Bordeaux Métropole 2050 : le difficile équilibre entre intérêt général et attentes individuelles

Comment, demain, vivra-t-on, se déplacera-t-on dans les frontières de la métropole bordelaise ? Spécialistes du transport, de la construction et élus ont planché sur ces sujets nécessairement hybridés lors de la journée de restitution de Bordeaux Métropole 2050. Un constat est commun : la société va vers de plus en plus de préoccupations et besoins individuels affirmés, complexifiant l'édification d'un intérêt général.
La conclusion de la démarche Bordeaux Métropole 2050 a réuni élus, entrepreneurs, citoyens... au H14
La conclusion de la démarche Bordeaux Métropole 2050 a réuni élus, entrepreneurs, citoyens... au H14 (Crédits : La Tribune / Mikaël Lozano)

"La difficulté avec la prospective, c'est qu'elle échoue souvent." Le constat, implacable mais dit en souriant, sort de la bouche d'un... directeur de la prospective, des modes de vie et de la mobilité, Eric Chareyron, pour le compte du groupe Keolis. En quelques mots, le premier participant à la table ronde "Se loger, se déplacer, travailler, consommer dans et hors de la métropole" dans le cadre de la journée de restitution de la démarche Bordeaux Métropole 2050, a résumé l'immense difficulté à se projeter : "Beaucoup de choses ne se passent pas comme prévu". Eric Chareyron s'attache donc à "faire de la prospective du présent, à partir de bases et de constats actuels". Le champ est déjà vaste : "Les manière de travailler, la régularité des horaires des emplois ont changé, de nouveaux métiers sont apparus, les retraités d'aujourd'hui ont des modes de vie différents de ceux d'il y a quelques décennies. Une semaine ressemble de moins en moins à la précédente." Keolis s'attache donc à trouver le meilleur compromis entre le concept-même du transport en commun, autrement dit le transport de masse, et des comportements individuels de moins en moins routiniers et donc prévisibles. Une illustration : "70 % des Girondins viennent à Bordeaux une fois par mois. On observe de moins en moins de flux pendulaires et de plus en plus de désynchronisations de ces flux", relève Eric Chareyron.

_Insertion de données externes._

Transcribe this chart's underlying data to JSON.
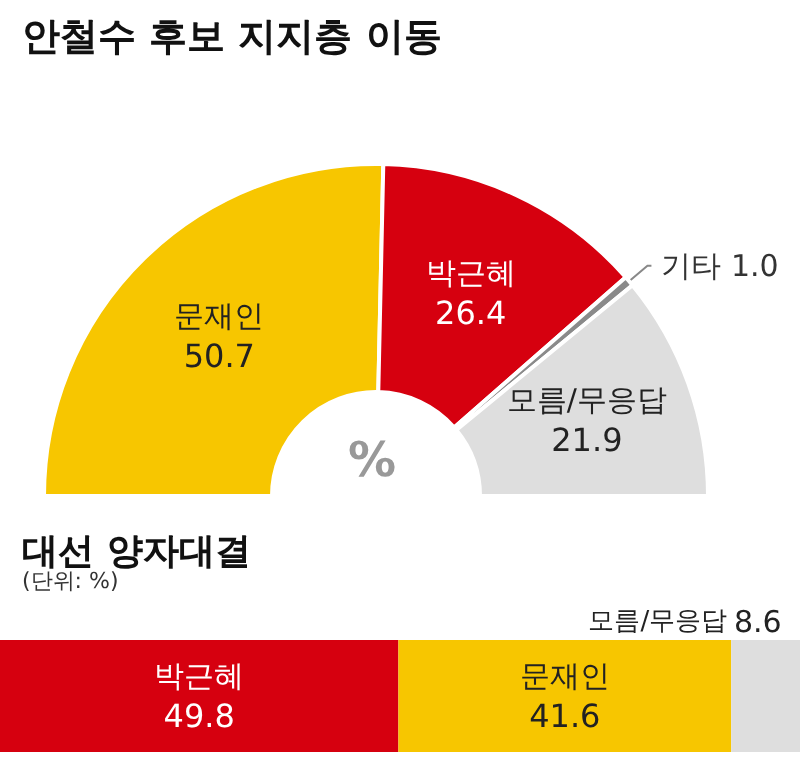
{
  "chart_data": [
    {
      "type": "donut",
      "title": "안철수 후보 지지층 이동",
      "categories": [
        "문재인",
        "박근혜",
        "기타",
        "모름/무응답"
      ],
      "values": [
        50.7,
        26.4,
        1.0,
        21.9
      ],
      "value_labels": [
        "50.7",
        "26.4",
        "1.0",
        "21.9"
      ],
      "colors": [
        "#f7c600",
        "#d6000f",
        "#8a8a8a",
        "#dedede"
      ],
      "annotations": [
        "%"
      ]
    },
    {
      "type": "bar",
      "title": "대선 양자대결",
      "subtitle": "(단위: %)",
      "orientation": "horizontal",
      "stacked": true,
      "categories": [
        null
      ],
      "data_labels": true,
      "series": [
        {
          "name": "박근혜",
          "color": "#d6000f",
          "values": [
            49.8
          ]
        },
        {
          "name": "문재인",
          "color": "#f7c600",
          "values": [
            41.6
          ]
        },
        {
          "name": "모름/무응답",
          "color": "#dedede",
          "values": [
            8.6
          ]
        }
      ]
    }
  ]
}
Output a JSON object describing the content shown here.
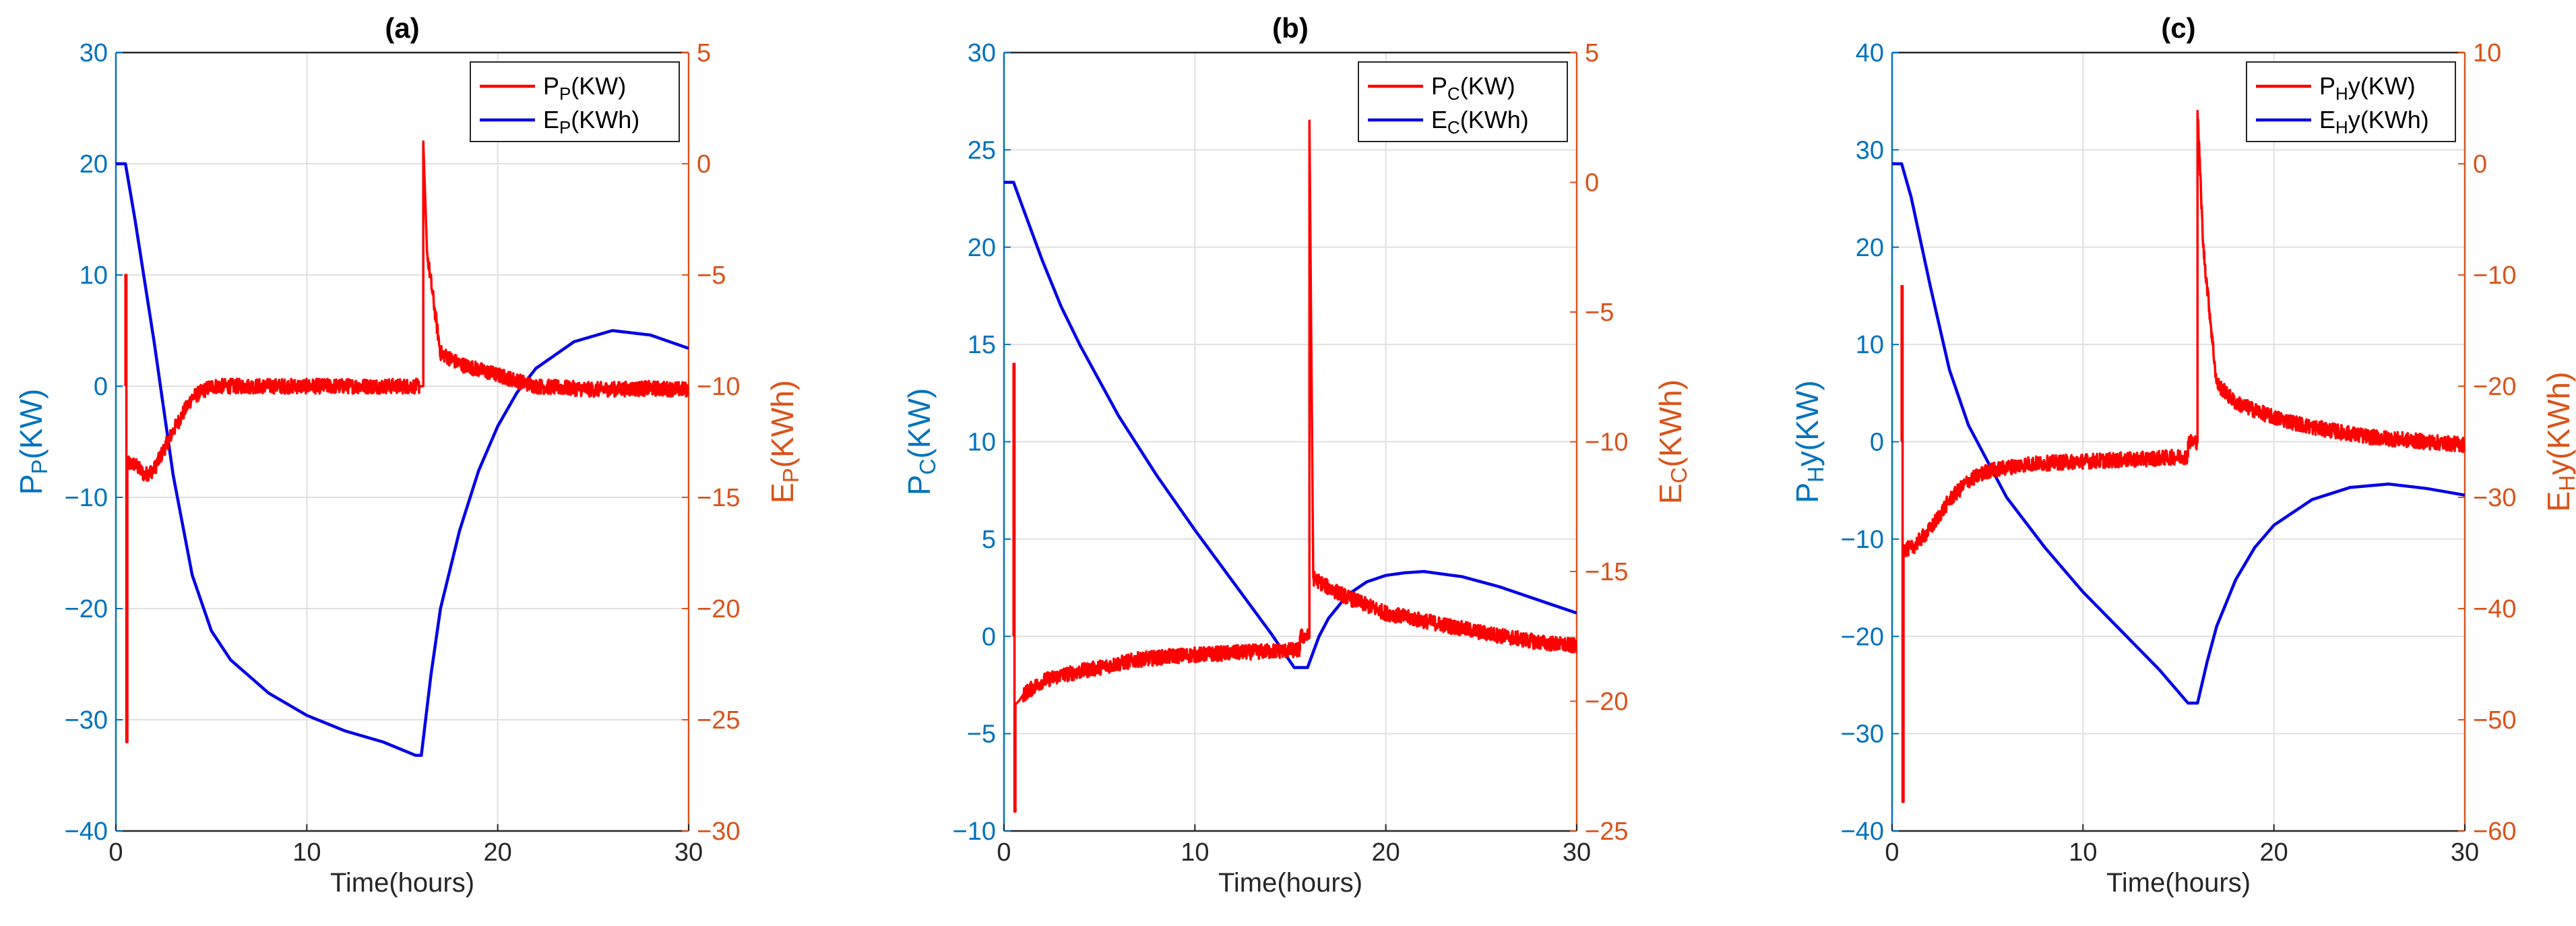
{
  "colors": {
    "left_axis": "#0072BD",
    "right_axis": "#D95319",
    "power_series": "#FF0000",
    "energy_series": "#0000E6",
    "grid": "#E0E0E0"
  },
  "chart_data": [
    {
      "type": "line",
      "title": "(a)",
      "xlabel": "Time(hours)",
      "ylabel_left": {
        "main": "P",
        "sub": "P",
        "unit": "(KW)"
      },
      "ylabel_right": {
        "main": "E",
        "sub": "P",
        "unit": "(KWh)"
      },
      "xlim": [
        0,
        30
      ],
      "xticks": [
        0,
        10,
        20,
        30
      ],
      "ylim_left": [
        -40,
        30
      ],
      "yticks_left": [
        -40,
        -30,
        -20,
        -10,
        0,
        10,
        20,
        30
      ],
      "ylim_right": [
        -30,
        5
      ],
      "yticks_right": [
        -30,
        -25,
        -20,
        -15,
        -10,
        -5,
        0,
        5
      ],
      "grid": true,
      "legend_position": "top-right",
      "series": [
        {
          "name": "power",
          "label_main": "P",
          "label_sub": "P",
          "label_unit": "(KW)",
          "axis": "left",
          "noisy": true,
          "x": [
            0.5,
            0.5,
            0.55,
            0.55,
            0.6,
            0.6,
            1.0,
            1.5,
            2.0,
            3.0,
            4.0,
            5.0,
            7.0,
            10.0,
            13.0,
            15.9,
            15.9,
            16.1,
            16.1,
            16.3,
            17.0,
            18.0,
            20.0,
            22.0,
            25.0,
            28.0,
            30.0
          ],
          "y": [
            0,
            10,
            10,
            -32,
            -32,
            -7,
            -7,
            -8,
            -7.5,
            -4,
            -1,
            0,
            0,
            0,
            0,
            0,
            0,
            0,
            22,
            12,
            3,
            2,
            1,
            0,
            -0.3,
            -0.2,
            -0.3
          ]
        },
        {
          "name": "energy",
          "label_main": "E",
          "label_sub": "P",
          "label_unit": "(KWh)",
          "axis": "right",
          "noisy": false,
          "x": [
            0,
            0.5,
            1.0,
            2.0,
            3.0,
            4.0,
            5.0,
            6.0,
            8.0,
            10.0,
            12.0,
            14.0,
            15.7,
            16.0,
            16.5,
            17.0,
            18.0,
            19.0,
            20.0,
            21.0,
            22.0,
            24.0,
            26.0,
            28.0,
            30.0
          ],
          "y": [
            0,
            0,
            -2.5,
            -8,
            -14,
            -18.5,
            -21,
            -22.3,
            -23.8,
            -24.8,
            -25.5,
            -26,
            -26.6,
            -26.6,
            -23,
            -20,
            -16.5,
            -13.8,
            -11.8,
            -10.3,
            -9.2,
            -8,
            -7.5,
            -7.7,
            -8.3
          ]
        }
      ]
    },
    {
      "type": "line",
      "title": "(b)",
      "xlabel": "Time(hours)",
      "ylabel_left": {
        "main": "P",
        "sub": "C",
        "unit": "(KW)"
      },
      "ylabel_right": {
        "main": "E",
        "sub": "C",
        "unit": "(KWh)"
      },
      "xlim": [
        0,
        30
      ],
      "xticks": [
        0,
        10,
        20,
        30
      ],
      "ylim_left": [
        -10,
        30
      ],
      "yticks_left": [
        -10,
        -5,
        0,
        5,
        10,
        15,
        20,
        25,
        30
      ],
      "ylim_right": [
        -25,
        5
      ],
      "yticks_right": [
        -25,
        -20,
        -15,
        -10,
        -5,
        0,
        5
      ],
      "grid": true,
      "legend_position": "top-right",
      "series": [
        {
          "name": "power",
          "label_main": "P",
          "label_sub": "C",
          "label_unit": "(KW)",
          "axis": "left",
          "noisy": true,
          "x": [
            0.5,
            0.5,
            0.55,
            0.55,
            0.6,
            0.6,
            0.8,
            1.0,
            2.0,
            3.0,
            5.0,
            7.0,
            9.0,
            11.0,
            13.0,
            15.5,
            15.5,
            16.0,
            16.0,
            16.2,
            17.0,
            18.0,
            20.0,
            22.0,
            25.0,
            28.0,
            30.0
          ],
          "y": [
            0,
            14,
            14,
            -9,
            -9,
            -3.5,
            -3.3,
            -3,
            -2.3,
            -2,
            -1.6,
            -1.2,
            -1,
            -0.9,
            -0.8,
            -0.7,
            0,
            0,
            26.5,
            3,
            2.5,
            2,
            1.2,
            0.8,
            0.2,
            -0.3,
            -0.5
          ]
        },
        {
          "name": "energy",
          "label_main": "E",
          "label_sub": "C",
          "label_unit": "(KWh)",
          "axis": "right",
          "noisy": false,
          "x": [
            0,
            0.5,
            1.0,
            2.0,
            3.0,
            4.0,
            6.0,
            8.0,
            10.0,
            12.0,
            14.0,
            15.2,
            15.9,
            16.5,
            17.0,
            18.0,
            19.0,
            20.0,
            21.0,
            22.0,
            24.0,
            26.0,
            28.0,
            30.0
          ],
          "y": [
            0,
            0,
            -1,
            -3,
            -4.8,
            -6.3,
            -9,
            -11.3,
            -13.4,
            -15.4,
            -17.4,
            -18.7,
            -18.7,
            -17.5,
            -16.8,
            -15.9,
            -15.4,
            -15.15,
            -15.05,
            -15,
            -15.2,
            -15.6,
            -16.1,
            -16.6
          ]
        }
      ]
    },
    {
      "type": "line",
      "title": "(c)",
      "xlabel": "Time(hours)",
      "ylabel_left": {
        "main": "P",
        "sub": "H",
        "unit": "y(KW)"
      },
      "ylabel_right": {
        "main": "E",
        "sub": "H",
        "unit": "y(KWh)"
      },
      "xlim": [
        0,
        30
      ],
      "xticks": [
        0,
        10,
        20,
        30
      ],
      "ylim_left": [
        -40,
        40
      ],
      "yticks_left": [
        -40,
        -30,
        -20,
        -10,
        0,
        10,
        20,
        30,
        40
      ],
      "ylim_right": [
        -60,
        10
      ],
      "yticks_right": [
        -60,
        -50,
        -40,
        -30,
        -20,
        -10,
        0,
        10
      ],
      "grid": true,
      "legend_position": "top-right",
      "series": [
        {
          "name": "power",
          "label_main": "P",
          "label_sub": "H",
          "label_unit": "y(KW)",
          "axis": "left",
          "noisy": true,
          "x": [
            0.5,
            0.5,
            0.55,
            0.55,
            0.6,
            0.6,
            1.0,
            1.5,
            2.0,
            3.0,
            4.0,
            5.0,
            7.0,
            10.0,
            13.0,
            15.5,
            15.5,
            16.0,
            16.0,
            16.3,
            17.0,
            18.0,
            20.0,
            22.0,
            25.0,
            28.0,
            30.0
          ],
          "y": [
            0,
            16,
            16,
            -37,
            -37,
            -11,
            -11,
            -10,
            -9,
            -6,
            -4,
            -3,
            -2.3,
            -2,
            -1.8,
            -1.5,
            0,
            0,
            34,
            20,
            6,
            4,
            2.5,
            1.5,
            0.5,
            0,
            -0.3
          ]
        },
        {
          "name": "energy",
          "label_main": "E",
          "label_sub": "H",
          "label_unit": "y(KWh)",
          "axis": "right",
          "noisy": false,
          "x": [
            0,
            0.5,
            1.0,
            2.0,
            3.0,
            4.0,
            6.0,
            8.0,
            10.0,
            12.0,
            14.0,
            15.5,
            16.0,
            16.5,
            17.0,
            18.0,
            19.0,
            20.0,
            22.0,
            24.0,
            26.0,
            28.0,
            30.0
          ],
          "y": [
            0,
            0,
            -3,
            -11,
            -18.5,
            -23.5,
            -30,
            -34.5,
            -38.5,
            -42,
            -45.5,
            -48.5,
            -48.5,
            -44.8,
            -41.6,
            -37.4,
            -34.5,
            -32.5,
            -30.2,
            -29.1,
            -28.8,
            -29.2,
            -29.8
          ]
        }
      ]
    }
  ]
}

Interrogée sur le coût du logement et sur la possibilité de créer une ville "abordable", Alexandra François-Cuxac a d'emblée balayé les différents facteurs qui ont contribué, ces dernières années, au renchérissement des prix : "Le progrès technique, qui a un coût et alors que les exigences des habitants se multiplient ; la production de logements à grande échelle sans que l'on ait industrialisé nos process ; la complexité des normes et de l'administratif qui fait qu'aujourd'hui, il faut six ans pour produire un logement. Et enfin la rigidité du modèle qui est proposé : accédant à la propriété ou locataire, logement privé ou logement social." Pointant cette absence de zones grises, la présidente de la Fédération nationale des promoteurs immobiliers aimerait que l'on "imagine de nouvelles formes de propriété, avec de nouveaux montages, par exemple en ayant recours aux offices fonciers solidaires qui permettent de dissocier la propriété des sols de celles des murs". Pour la patronne des promoteurs, "le maître-mot de la ville de demain, c'est la liberté de chacun".

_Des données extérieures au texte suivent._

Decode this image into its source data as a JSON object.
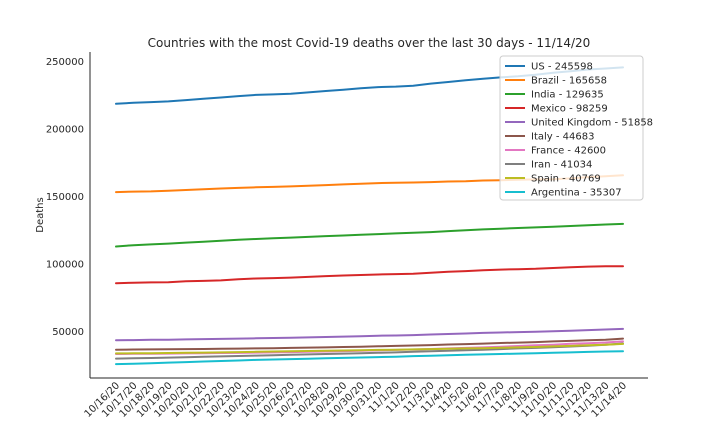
{
  "chart_data": {
    "type": "line",
    "title": "Countries with the most Covid-19 deaths over the last 30 days - 11/14/20",
    "xlabel": "",
    "ylabel": "Deaths",
    "ylim": [
      15500,
      257000
    ],
    "yticks": [
      50000,
      100000,
      150000,
      200000,
      250000
    ],
    "ytick_labels": [
      "50000",
      "100000",
      "150000",
      "200000",
      "250000"
    ],
    "grid": false,
    "legend_position": "top-right",
    "categories": [
      "10/16/20",
      "10/17/20",
      "10/18/20",
      "10/19/20",
      "10/20/20",
      "10/21/20",
      "10/22/20",
      "10/23/20",
      "10/24/20",
      "10/25/20",
      "10/26/20",
      "10/27/20",
      "10/28/20",
      "10/29/20",
      "10/30/20",
      "10/31/20",
      "11/1/20",
      "11/2/20",
      "11/3/20",
      "11/4/20",
      "11/5/20",
      "11/6/20",
      "11/7/20",
      "11/8/20",
      "11/9/20",
      "11/10/20",
      "11/11/20",
      "11/12/20",
      "11/13/20",
      "11/14/20"
    ],
    "series": [
      {
        "name": "US - 245598",
        "color": "#1f77b4",
        "values": [
          218600,
          219400,
          219900,
          220400,
          221400,
          222400,
          223300,
          224300,
          225200,
          225600,
          226100,
          227100,
          228100,
          229100,
          230100,
          231000,
          231400,
          232000,
          233600,
          234800,
          236000,
          237200,
          238200,
          239000,
          240200,
          241600,
          242800,
          244000,
          244800,
          245598
        ]
      },
      {
        "name": "Brazil - 165658",
        "color": "#ff7f0e",
        "values": [
          153200,
          153600,
          153700,
          154200,
          154800,
          155300,
          155900,
          156300,
          156800,
          157100,
          157400,
          157900,
          158400,
          158900,
          159400,
          159900,
          160100,
          160300,
          160600,
          161100,
          161200,
          161800,
          162000,
          162400,
          162600,
          162800,
          163400,
          164300,
          165000,
          165658
        ]
      },
      {
        "name": "India - 129635",
        "color": "#2ca02c",
        "values": [
          112900,
          113900,
          114500,
          115100,
          115800,
          116500,
          117200,
          117900,
          118500,
          119000,
          119500,
          120000,
          120600,
          121100,
          121600,
          122100,
          122600,
          123100,
          123600,
          124300,
          125000,
          125600,
          126100,
          126600,
          127100,
          127600,
          128100,
          128700,
          129200,
          129635
        ]
      },
      {
        "name": "Mexico - 98259",
        "color": "#d62728",
        "values": [
          85700,
          86100,
          86300,
          86500,
          87200,
          87400,
          87800,
          88700,
          89200,
          89500,
          89900,
          90400,
          91000,
          91400,
          91800,
          92200,
          92500,
          92800,
          93500,
          94200,
          94700,
          95300,
          95800,
          96100,
          96400,
          97000,
          97600,
          98000,
          98259,
          98259
        ]
      },
      {
        "name": "United Kingdom - 51858",
        "color": "#9467bd",
        "values": [
          43400,
          43600,
          43800,
          43900,
          44100,
          44300,
          44500,
          44700,
          44900,
          45100,
          45300,
          45600,
          45900,
          46200,
          46500,
          46800,
          47000,
          47300,
          47700,
          48100,
          48500,
          48900,
          49200,
          49500,
          49700,
          50100,
          50500,
          51000,
          51400,
          51858
        ]
      },
      {
        "name": "Italy - 44683",
        "color": "#8c564b",
        "values": [
          36500,
          36600,
          36700,
          36800,
          36900,
          37000,
          37100,
          37300,
          37400,
          37600,
          37800,
          38000,
          38200,
          38500,
          38700,
          39000,
          39300,
          39600,
          39900,
          40300,
          40600,
          41000,
          41400,
          41700,
          42100,
          42600,
          43000,
          43400,
          43800,
          44683
        ]
      },
      {
        "name": "France - 42600",
        "color": "#e377c2",
        "values": [
          33300,
          33400,
          33500,
          33600,
          33700,
          33800,
          34000,
          34100,
          34300,
          34500,
          34700,
          34900,
          35100,
          35400,
          35700,
          36000,
          36300,
          36600,
          37000,
          37400,
          37800,
          38200,
          38700,
          39200,
          39700,
          40200,
          40800,
          41300,
          41800,
          42600
        ]
      },
      {
        "name": "Iran - 41034",
        "color": "#7f7f7f",
        "values": [
          29900,
          30100,
          30300,
          30600,
          30900,
          31200,
          31500,
          31800,
          32100,
          32400,
          32700,
          33000,
          33300,
          33600,
          33900,
          34200,
          34500,
          34900,
          35300,
          35700,
          36100,
          36500,
          36900,
          37400,
          37800,
          38300,
          38800,
          39400,
          40100,
          41034
        ]
      },
      {
        "name": "Spain - 40769",
        "color": "#bcbd22",
        "values": [
          33700,
          33800,
          33900,
          34000,
          34200,
          34300,
          34500,
          34700,
          34900,
          35100,
          35300,
          35500,
          35700,
          35900,
          36100,
          36300,
          36500,
          36700,
          36900,
          37100,
          37400,
          37600,
          37900,
          38200,
          38500,
          38900,
          39300,
          39700,
          40200,
          40769
        ]
      },
      {
        "name": "Argentina - 35307",
        "color": "#17becf",
        "values": [
          25800,
          26100,
          26500,
          26900,
          27300,
          27700,
          28100,
          28500,
          28900,
          29200,
          29500,
          29800,
          30100,
          30400,
          30700,
          31000,
          31300,
          31700,
          32000,
          32400,
          32700,
          33000,
          33300,
          33600,
          33900,
          34200,
          34500,
          34800,
          35100,
          35307
        ]
      }
    ]
  }
}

Construire haut, d'accord... mais pas à côté de chez moi

Une liberté qui devra malgré tout composer avec une nécessaire revue de la manière de construire... et d'accepter le voisinage. Philippe Dejean, président du comité régional d'Action Logement, l'a très bien résumé, pointant une croissance de la métropole bordelaise trois fois plus rapide que les territoires qui l'entourent, une précarisation des contrats de travail, deux catégories de salariés qui se distinguent par des niveaux de salaire différents, des investisseurs toujours très présents sur le marché immobilier.

"On construit sur la métropole 8.000 nouveaux logements chaque année dont 2.000 à 2.500 seulement pour des propriétaires occupants. Est-ce assez pour répondre à la demande ? Non, disent les partenaires sociaux. Le problème est que tout le monde est d'accord pour préserver les espaces naturels, mais que lorsqu'on imagine un nouveau projet, les habitants voisins trouvent insupportables le R+3 par rapport à du R+2. Or, à chaque fois qu'on réduit un bâtiment d'un étage de 10 logements, on consomme un hectare de plus !"

Densité et hauteur, prix et pouvoir d'achat, ces éternels débats concernent aussi le monde de l'architecture. Et l'architecte Olivier Brochet en convient volontiers, même s'il nuance en rappelant que la principale responsabilité de sa corporation est plutôt à chercher dans l'identité des constructions. "On court après l'identité de l'architecture bordelaise. Le problème est que le propos est à géométrie variable ! Winy Maas (architecte néerlandais qui œuvre actuellement sur le quartier Bastide-Niel à Bordeaux, NDLR) a pris des éléments caractéristiques des échoppes bordelaises pour quelque chose qui est pourtant considéré comme exogène par une partie des observateurs", illustre-t-il. "Au-delà d'une certaine échelle, l'identité stricte d'un lieu est difficile à maintenir." La densité et la hauteur génèrent une rupture d'échelle, professe l'architecte, qui estime que c'est dans le diffus que les risques du grand n'importe quoi sont les plus importants, et qu'une attention particulière doit être apportée aux quartiers de lisière, citant le quartier de la Jalère. Le nouveau maire de Bordeaux Nicolas Florian embraie immédiatement sur cet exemple, d'autant plus qu'il a été gentiment chahuté quelques minutes plus tôt par des militants attirant son attention sur l'importance de ce secteur : "La Jalère, c'est peut-être la dernière grande zone de Bordeaux à aménager." L'élu revendique une volonté d'avancer "sur le front de l'urgence climatique : il s'agit de prendre des décisions pour plus de sobriété et de mixité". En revanche il ne croit pas en une identité architecturale monobloc mais plutôt en "des signatures", assumant la nécessité de "laisser libre court à la créativité. Notre rôle, en tant qu'élus, est d'orienter la ville de demain, avec l'enjeu de concilier des attentes multiples." Face au contrôle strict du nombre de nouvelles opérations opéré par un grand nombre de maires de la métropole bordelaise, Nicolas Florian met ses pas dans ceux de son prédécesseur : "Je ne serai pas le maire qui stoppera les logements, nos concitoyens en ont besoin". Présent incognito dans le public, Alain Juppé doit apprécier.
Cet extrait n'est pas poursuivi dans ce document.